Шаабан тепло улыбнулся и похлопал женщину по плечу:
– Поверь, сестра, на таких, как ты, мир и держится. Война и разрушение противны человеческому естеству. Но иногда, в редких случаях, хорошие бойцы могут и пригодиться. Не переживай, мы окажем достойную встречу захватчикам. Северу ничто не будет угрожать.
– Почему ты так в этом уверен? Вас же всего двое…
– Твоя вера ничего не стоит, если в победе нет сомнений. Но в случае, когда ради веры ты готов выйти в неравный бой и сложить голову, проявляется твое истинное лицо.

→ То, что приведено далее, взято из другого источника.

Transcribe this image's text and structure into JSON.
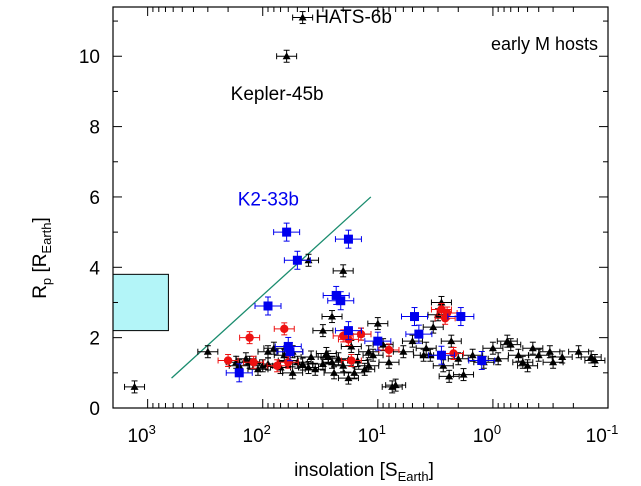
{
  "chart_data": {
    "type": "scatter",
    "x_scale": "log",
    "x_reversed": true,
    "xlim": [
      2000,
      0.1
    ],
    "ylim": [
      0,
      11.4
    ],
    "grid": false,
    "xlabel": {
      "main": "insolation [S",
      "sub": "Earth",
      "end": "]"
    },
    "ylabel": {
      "main": "R",
      "sub1": "p",
      "mid": " [R",
      "sub2": "Earth",
      "end": "]"
    },
    "x_ticks": [
      {
        "value": 1000,
        "base": "10",
        "exp": "3"
      },
      {
        "value": 100,
        "base": "10",
        "exp": "2"
      },
      {
        "value": 10,
        "base": "10",
        "exp": "1"
      },
      {
        "value": 1,
        "base": "10",
        "exp": "0"
      },
      {
        "value": 0.1,
        "base": "10",
        "exp": "-1"
      }
    ],
    "y_ticks": [
      {
        "value": 0,
        "label": "0"
      },
      {
        "value": 2,
        "label": "2"
      },
      {
        "value": 4,
        "label": "4"
      },
      {
        "value": 6,
        "label": "6"
      },
      {
        "value": 8,
        "label": "8"
      },
      {
        "value": 10,
        "label": "10"
      }
    ],
    "top_right_text": "early M hosts",
    "annotations": [
      {
        "text": "HATS-6b",
        "x": 35,
        "y": 11.15,
        "color": "#000000"
      },
      {
        "text": "Kepler-45b",
        "x": 190,
        "y": 8.95,
        "color": "#000000"
      },
      {
        "text": "K2-33b",
        "x": 165,
        "y": 5.95,
        "color": "#0000ee"
      }
    ],
    "shaded_box": {
      "x0": 2000,
      "x1": 660,
      "y0": 2.2,
      "y1": 3.8,
      "fill": "#b3f5f8"
    },
    "trend_line": {
      "x0": 620,
      "y0": 0.85,
      "x1": 11.5,
      "y1": 6.0,
      "color": "#1a8c6e"
    },
    "colors": {
      "black": "#000000",
      "red": "#ee1111",
      "blue": "#0000ee"
    },
    "series": [
      {
        "marker": "triangle",
        "color": "#000000",
        "points": [
          [
            1300,
            0.6
          ],
          [
            300,
            1.6
          ],
          [
            45,
            11.1
          ],
          [
            62,
            10.0
          ],
          [
            40,
            4.2
          ],
          [
            20,
            3.9
          ],
          [
            25,
            2.6
          ],
          [
            30,
            2.2
          ],
          [
            14,
            2.1
          ],
          [
            10,
            2.4
          ],
          [
            2.8,
            3.0
          ],
          [
            2.3,
            1.9
          ],
          [
            3.8,
            1.7
          ],
          [
            6,
            1.6
          ],
          [
            4,
            1.5
          ],
          [
            2,
            1.4
          ],
          [
            1.5,
            1.5
          ],
          [
            1.2,
            1.3
          ],
          [
            1.0,
            1.7
          ],
          [
            0.9,
            1.4
          ],
          [
            0.7,
            1.8
          ],
          [
            0.6,
            1.5
          ],
          [
            0.55,
            1.3
          ],
          [
            0.5,
            1.2
          ],
          [
            0.4,
            1.5
          ],
          [
            0.32,
            1.6
          ],
          [
            1.8,
            0.95
          ],
          [
            0.75,
            1.9
          ],
          [
            0.45,
            1.7
          ],
          [
            0.3,
            1.3
          ],
          [
            0.25,
            1.45
          ],
          [
            0.18,
            1.6
          ],
          [
            0.14,
            1.45
          ],
          [
            0.13,
            1.35
          ],
          [
            8,
            1.3
          ],
          [
            7,
            0.65
          ],
          [
            9,
            1.8
          ],
          [
            11,
            1.5
          ],
          [
            12,
            1.2
          ],
          [
            13,
            1.1
          ],
          [
            15,
            1.35
          ],
          [
            16,
            1.0
          ],
          [
            18,
            0.85
          ],
          [
            20,
            1.2
          ],
          [
            22,
            1.4
          ],
          [
            25,
            1.3
          ],
          [
            27,
            1.45
          ],
          [
            30,
            1.25
          ],
          [
            35,
            1.1
          ],
          [
            40,
            1.15
          ],
          [
            45,
            1.25
          ],
          [
            50,
            1.3
          ],
          [
            55,
            1.0
          ],
          [
            60,
            1.35
          ],
          [
            70,
            1.15
          ],
          [
            80,
            1.7
          ],
          [
            90,
            1.25
          ],
          [
            100,
            1.2
          ],
          [
            110,
            1.1
          ],
          [
            130,
            1.3
          ],
          [
            140,
            1.4
          ],
          [
            160,
            1.2
          ],
          [
            170,
            1.3
          ],
          [
            90,
            1.6
          ],
          [
            65,
            1.5
          ],
          [
            28,
            1.55
          ],
          [
            17,
            1.75
          ],
          [
            12,
            1.6
          ],
          [
            5,
            1.9
          ],
          [
            3.3,
            2.3
          ],
          [
            2.7,
            1.2
          ],
          [
            2.4,
            0.9
          ],
          [
            3.0,
            2.65
          ],
          [
            3.5,
            1.5
          ],
          [
            7.5,
            0.6
          ],
          [
            24,
            1.0
          ],
          [
            38,
            1.45
          ],
          [
            55,
            1.6
          ]
        ]
      },
      {
        "marker": "circle",
        "color": "#ee1111",
        "points": [
          [
            200,
            1.35
          ],
          [
            130,
            2.0
          ],
          [
            120,
            1.3
          ],
          [
            75,
            1.2
          ],
          [
            65,
            2.25
          ],
          [
            60,
            1.3
          ],
          [
            20,
            2.05
          ],
          [
            18,
            1.95
          ],
          [
            17,
            1.35
          ],
          [
            14,
            2.1
          ],
          [
            8,
            1.65
          ],
          [
            2.8,
            2.8
          ],
          [
            2.6,
            2.55
          ],
          [
            2.5,
            2.7
          ],
          [
            2.2,
            1.55
          ]
        ]
      },
      {
        "marker": "square",
        "color": "#0000ee",
        "points": [
          [
            62,
            5.0
          ],
          [
            50,
            4.2
          ],
          [
            18,
            4.8
          ],
          [
            90,
            2.9
          ],
          [
            23,
            3.2
          ],
          [
            21,
            3.05
          ],
          [
            18,
            2.2
          ],
          [
            60,
            1.75
          ],
          [
            58,
            1.6
          ],
          [
            160,
            1.0
          ],
          [
            10,
            1.9
          ],
          [
            4.8,
            2.6
          ],
          [
            4.4,
            2.1
          ],
          [
            2.8,
            1.5
          ],
          [
            1.9,
            2.6
          ],
          [
            1.25,
            1.35
          ]
        ]
      }
    ]
  }
}
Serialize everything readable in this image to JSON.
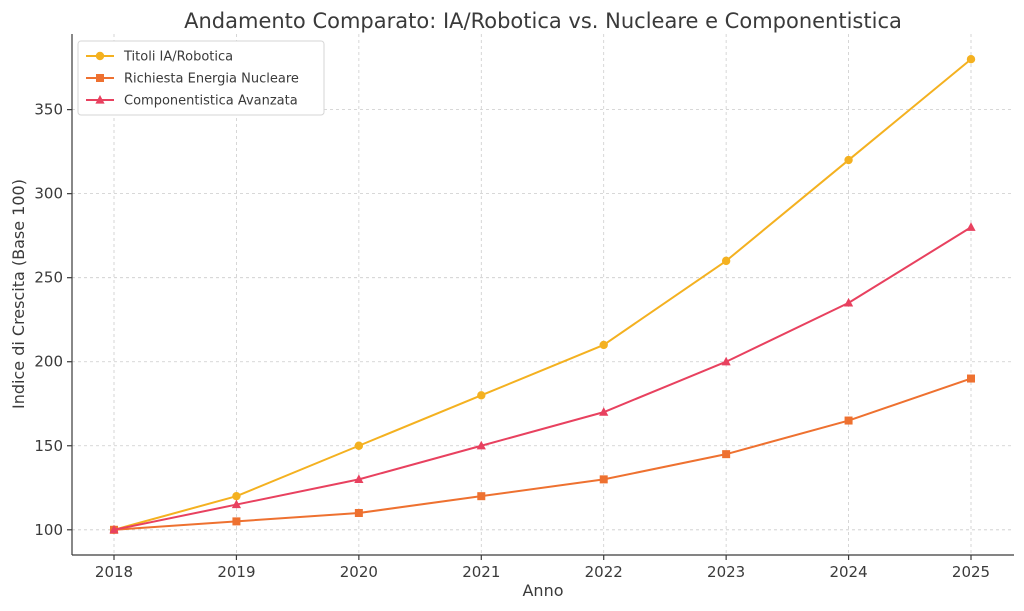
{
  "chart_data": {
    "type": "line",
    "title": "Andamento Comparato: IA/Robotica vs. Nucleare e Componentistica",
    "xlabel": "Anno",
    "ylabel": "Indice di Crescita (Base 100)",
    "x": [
      "2018",
      "2019",
      "2020",
      "2021",
      "2022",
      "2023",
      "2024",
      "2025"
    ],
    "ylim": [
      85,
      395
    ],
    "yticks": [
      100,
      150,
      200,
      250,
      300,
      350
    ],
    "grid": true,
    "legend_position": "top-left",
    "series": [
      {
        "name": "Titoli IA/Robotica",
        "color": "#f4b120",
        "marker": "circle",
        "values": [
          100,
          120,
          150,
          180,
          210,
          260,
          320,
          380
        ]
      },
      {
        "name": "Richiesta Energia Nucleare",
        "color": "#ee7130",
        "marker": "square",
        "values": [
          100,
          105,
          110,
          120,
          130,
          145,
          165,
          190
        ]
      },
      {
        "name": "Componentistica Avanzata",
        "color": "#e8415f",
        "marker": "triangle",
        "values": [
          100,
          115,
          130,
          150,
          170,
          200,
          235,
          280
        ]
      }
    ]
  }
}
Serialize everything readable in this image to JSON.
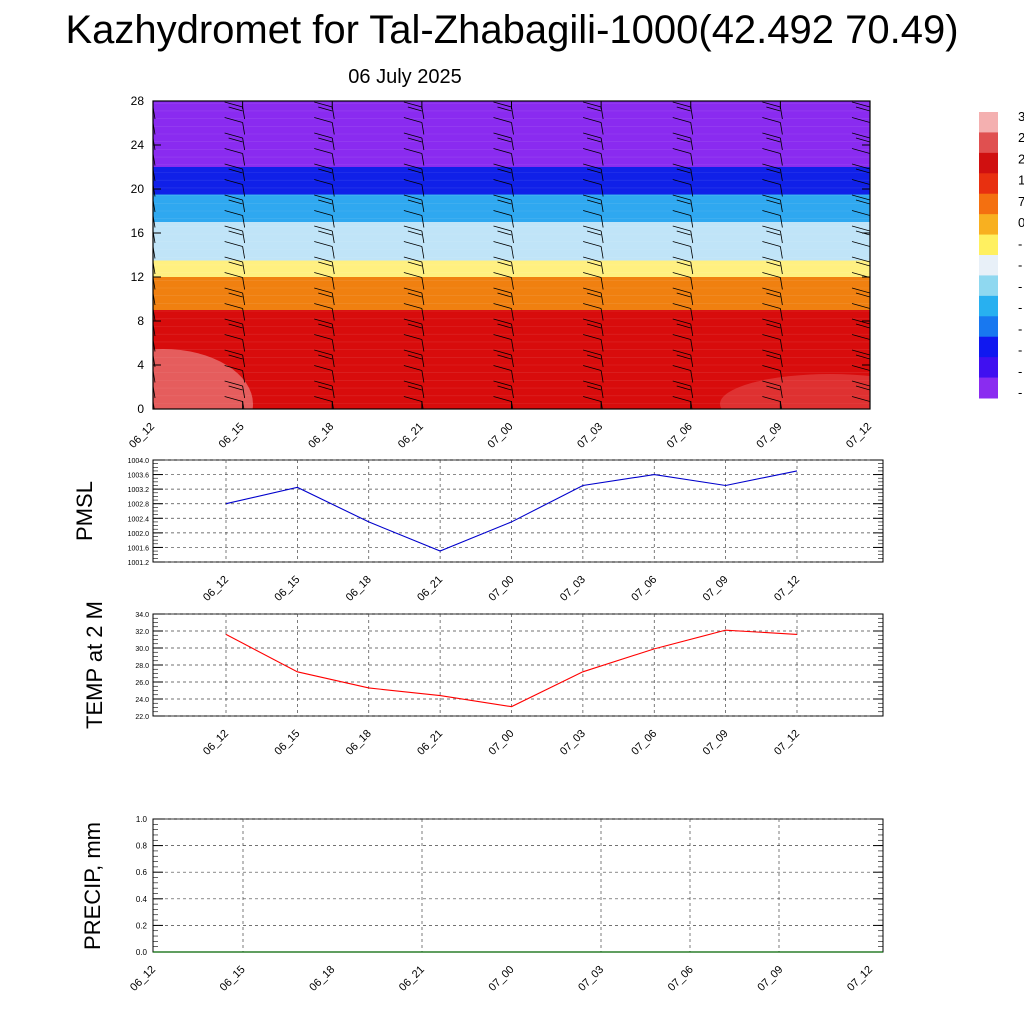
{
  "title": "Kazhydromet for Tal-Zhabagili-1000(42.492 70.49)",
  "subtitle": "06 July 2025",
  "chart_data": [
    {
      "type": "heatmap",
      "xticks": [
        "06_12",
        "06_15",
        "06_18",
        "06_21",
        "07_00",
        "07_03",
        "07_06",
        "07_09",
        "07_12"
      ],
      "ylim": [
        0,
        28
      ],
      "yticks": [
        0,
        4,
        8,
        12,
        16,
        20,
        24,
        28
      ],
      "colorbar_labels": [
        "3",
        "2",
        "2",
        "1",
        "7",
        "0",
        "-",
        "-",
        "-",
        "-",
        "-",
        "-",
        "-",
        "-"
      ],
      "colorbar_colors": [
        "#f4b0b0",
        "#e05050",
        "#d01010",
        "#e83010",
        "#f47010",
        "#f8b020",
        "#fff060",
        "#e8f0f8",
        "#8fd8f0",
        "#28b0f0",
        "#1878f0",
        "#1018f0",
        "#4010f0",
        "#8a2cf0"
      ],
      "bands": [
        {
          "from": 0,
          "to": 9,
          "color": "#d80c0c"
        },
        {
          "from": 9,
          "to": 12,
          "color": "#f08010"
        },
        {
          "from": 12,
          "to": 13.5,
          "color": "#fff080"
        },
        {
          "from": 13.5,
          "to": 17,
          "color": "#c0e4f8"
        },
        {
          "from": 17,
          "to": 19.5,
          "color": "#30a8f0"
        },
        {
          "from": 19.5,
          "to": 22,
          "color": "#1020e8"
        },
        {
          "from": 22,
          "to": 28,
          "color": "#8a2cf0"
        }
      ]
    },
    {
      "type": "line",
      "ylabel": "PMSL",
      "ylim": [
        1001.2,
        1004.0
      ],
      "yticks": [
        "1001.2",
        "1001.6",
        "1002.0",
        "1002.4",
        "1002.8",
        "1003.2",
        "1003.6",
        "1004.0"
      ],
      "x": [
        "06_12",
        "06_15",
        "06_18",
        "06_21",
        "07_00",
        "07_03",
        "07_06",
        "07_09",
        "07_12"
      ],
      "values": [
        1002.8,
        1003.25,
        1002.3,
        1001.5,
        1002.3,
        1003.3,
        1003.6,
        1003.3,
        1003.7
      ],
      "color": "#0000cc"
    },
    {
      "type": "line",
      "ylabel": "TEMP at 2 M",
      "ylim": [
        22.0,
        34.0
      ],
      "yticks": [
        "22.0",
        "24.0",
        "26.0",
        "28.0",
        "30.0",
        "32.0",
        "34.0"
      ],
      "x": [
        "06_12",
        "06_15",
        "06_18",
        "06_21",
        "07_00",
        "07_03",
        "07_06",
        "07_09",
        "07_12"
      ],
      "values": [
        31.6,
        27.2,
        25.3,
        24.4,
        23.1,
        27.2,
        29.9,
        32.1,
        31.6
      ],
      "color": "#ff0000"
    },
    {
      "type": "line",
      "ylabel": "PRECIP, mm",
      "ylim": [
        0.0,
        1.0
      ],
      "yticks": [
        "0.0",
        "0.2",
        "0.4",
        "0.6",
        "0.8",
        "1.0"
      ],
      "x": [
        "06_12",
        "06_15",
        "06_18",
        "06_21",
        "07_00",
        "07_03",
        "07_06",
        "07_09",
        "07_12"
      ],
      "values": [
        0,
        0,
        0,
        0,
        0,
        0,
        0,
        0,
        0
      ],
      "color": "#006400"
    }
  ]
}
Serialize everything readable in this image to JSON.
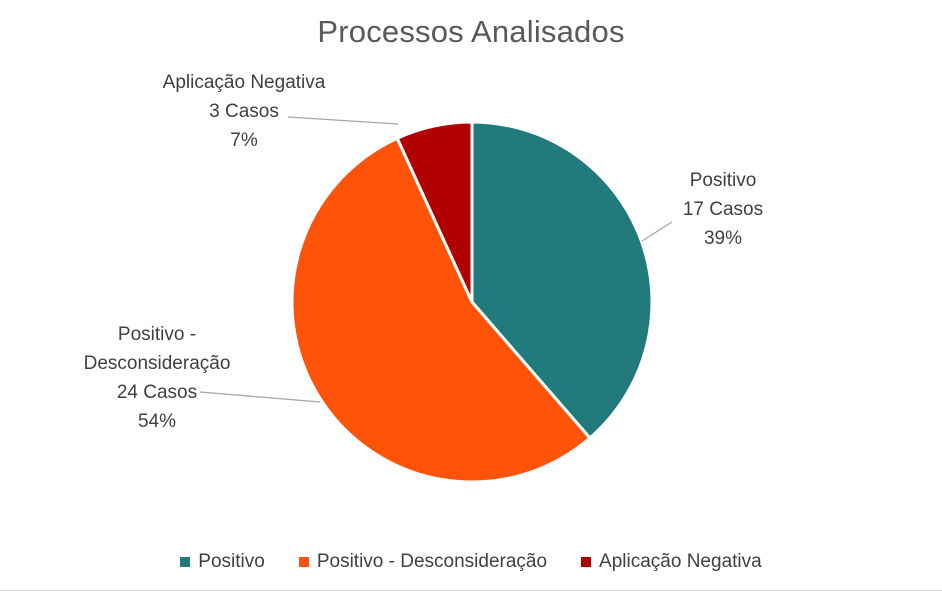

Аста молча кивнула. Сжав кулаки, она поклялась, что если будет необходимость, она возьмет оружие и выйдет на бой, зная, что против орды берсерков не продержится и минуты. В отличие от Хагайорна, родину она любила.
***
Эти несколько дней прошли крайне напряженно. Шаабан предпочитал одиночество, медитируя в заброшенной хижине на окраине города, там же метая ножи в покосившиеся столбы. Гримбла же искал поддержки среди стражи, надеясь с их помощью сместить Хагайорна с поста регента, но безрезультатно – Краух Гримбла у воинов ассоциировался с позорным поражением от войск Аргои, а его исчезновение они воспринимали как проявление трусости, отчего избегали разговоров. Тот юный паж, что призывал взрослых мужей к борьбе, возрадовался прибытию послов и умолял их позволить ему сражаться с ними бок о бок в трудную минуту, но Гримбла отмахивался от него, как от назойливой мухи со словами:
– Толку-то от тебя чуть. Только мешаться будешь, да и помрешь ведь. Поживи еще и не действуй нам на нервы.